I was just nosing around the veg plot admiring my broad beans (Bunyards Exhibition), when a bee turned up. She didn't stick her nose in the flower like I expected, but got her spiky proboscis thing out and cut a hole in the top of the flower then buggered off.
How are my broad beans going to get pollinated at this rate. I noticed that all the flowers have been got like this.
Is this OK, or am I in for a disappointment?
Dave
Are those holes 3/8"round holes??? It is possible that these are the female bees, they cut flowers and leaves , they store the pollen at their stomach in stead of in their 'baskets' on their legs.
They are NOT honey bees.
They are not the bees from hives, but have their nests in hollow pieces of wood., use the leaves and flower cuttings for their nests.

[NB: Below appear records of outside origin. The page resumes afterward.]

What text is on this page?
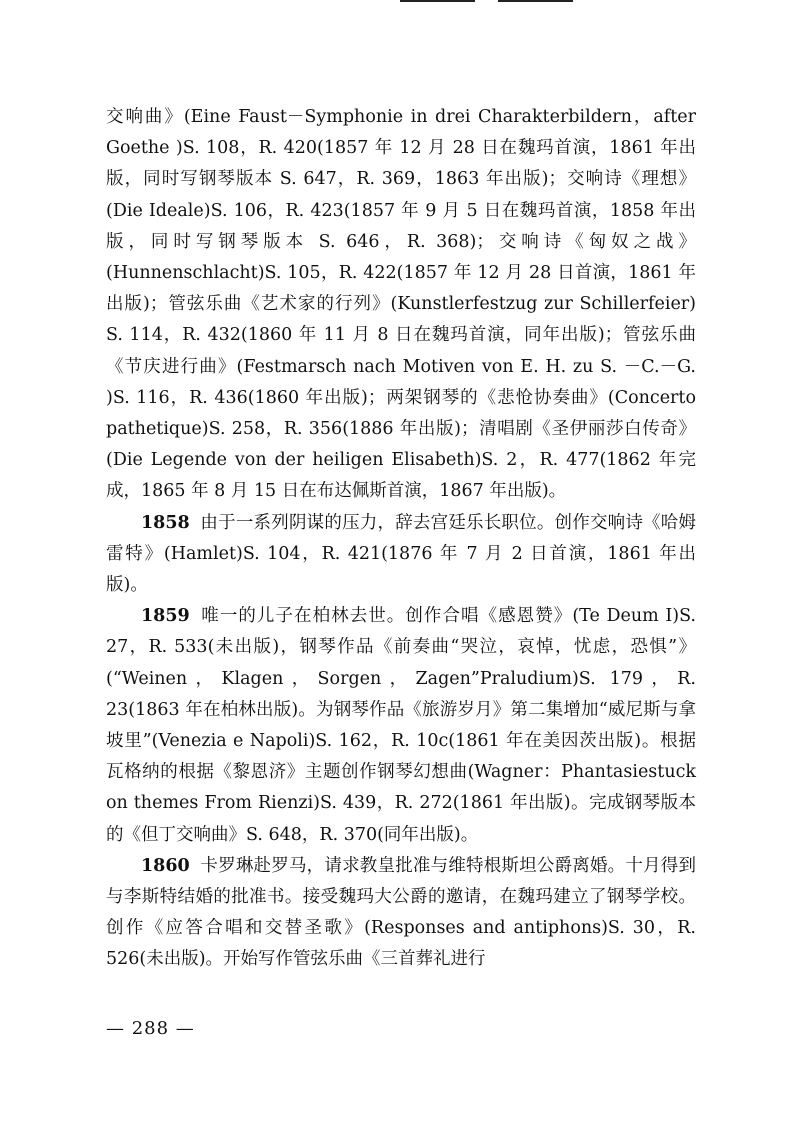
交响曲》(Eine Faust－Symphonie in drei Charakterbildern，after Goethe )S. 108，R. 420(1857 年 12 月 28 日在魏玛首演，1861 年出版，同时写钢琴版本 S. 647，R. 369，1863 年出版)；交响诗《理想》(Die Ideale)S. 106，R. 423(1857 年 9 月 5 日在魏玛首演，1858 年出版，同时写钢琴版本 S. 646，R. 368)；交响诗《匈奴之战》(Hunnenschlacht)S. 105，R. 422(1857 年 12 月 28 日首演，1861 年出版)；管弦乐曲《艺术家的行列》(Kunstlerfestzug zur Schillerfeier) S. 114，R. 432(1860 年 11 月 8 日在魏玛首演，同年出版)；管弦乐曲《节庆进行曲》(Festmarsch nach Motiven von E. H. zu S. －C.－G. )S. 116，R. 436(1860 年出版)；两架钢琴的《悲怆协奏曲》(Concerto pathetique)S. 258，R. 356(1886 年出版)；清唱剧《圣伊丽莎白传奇》(Die Legende von der heiligen Elisabeth)S. 2，R. 477(1862 年完成，1865 年 8 月 15 日在布达佩斯首演，1867 年出版)。

1858 由于一系列阴谋的压力，辞去宫廷乐长职位。创作交响诗《哈姆雷特》(Hamlet)S. 104，R. 421(1876 年 7 月 2 日首演，1861 年出版)。

1859 唯一的儿子在柏林去世。创作合唱《感恩赞》(Te Deum I)S. 27，R. 533(未出版)，钢琴作品《前奏曲“哭泣，哀悼，忧虑，恐惧”》(“Weinen，Klagen，Sorgen，Zagen”Praludium)S. 179，R. 23(1863 年在柏林出版)。为钢琴作品《旅游岁月》第二集增加“威尼斯与拿坡里”(Venezia e Napoli)S. 162，R. 10c(1861 年在美因茨出版)。根据瓦格纳的根据《黎恩济》主题创作钢琴幻想曲(Wagner：Phantasiestuck on themes From Rienzi)S. 439，R. 272(1861 年出版)。完成钢琴版本的《但丁交响曲》S. 648，R. 370(同年出版)。

1860 卡罗琳赴罗马，请求教皇批准与维特根斯坦公爵离婚。十月得到与李斯特结婚的批准书。接受魏玛大公爵的邀请，在魏玛建立了钢琴学校。创作《应答合唱和交替圣歌》(Responses and antiphons)S. 30，R. 526(未出版)。开始写作管弦乐曲《三首葬礼进行

— 288 —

What you can do is put netting over the broad beans. :(
Or give the bee and her little babies a fine nest ;D ;D ;D
saw the first bee in the garden for quite a while now today ..... didn't go anywhere near the broadies :'(
Have four or five solitary's on the edge of my plot, the toilet block is on a concrete base but there are some holes in the hardcore at the edges which they seem to have colonised!
;D
I feel guilty now, the bees round here are doing their jobs very well. I have strawberries and tomatoes forming. Sorry.
I have heard they can do exactly the same thing to runner beans! Honestly, if it isn't one thing it is another, you sit back assuming now the beans are to big and tough for the slugs to attack that the bees will now help reward your TLC by pollinating the flowers and producing lovely tender beans, instead they nip in the back door, rob you blind and clear off leaving you with nothing but bare stems! I am assuming broadies need pollinating and don't have perfect flowers, otherwise I would suggest fleecing them. ???
That's pretty common, though it's runner beans which are the classic target. The flowers are too big for the bees to reach the nectar through the flower, so bumblebees (usually) bite through at the base of the flower, and then honeybees take advantage. Part of the problem is that these are selected strains with flowers which tend to be enlarged by comparison with unselected plants.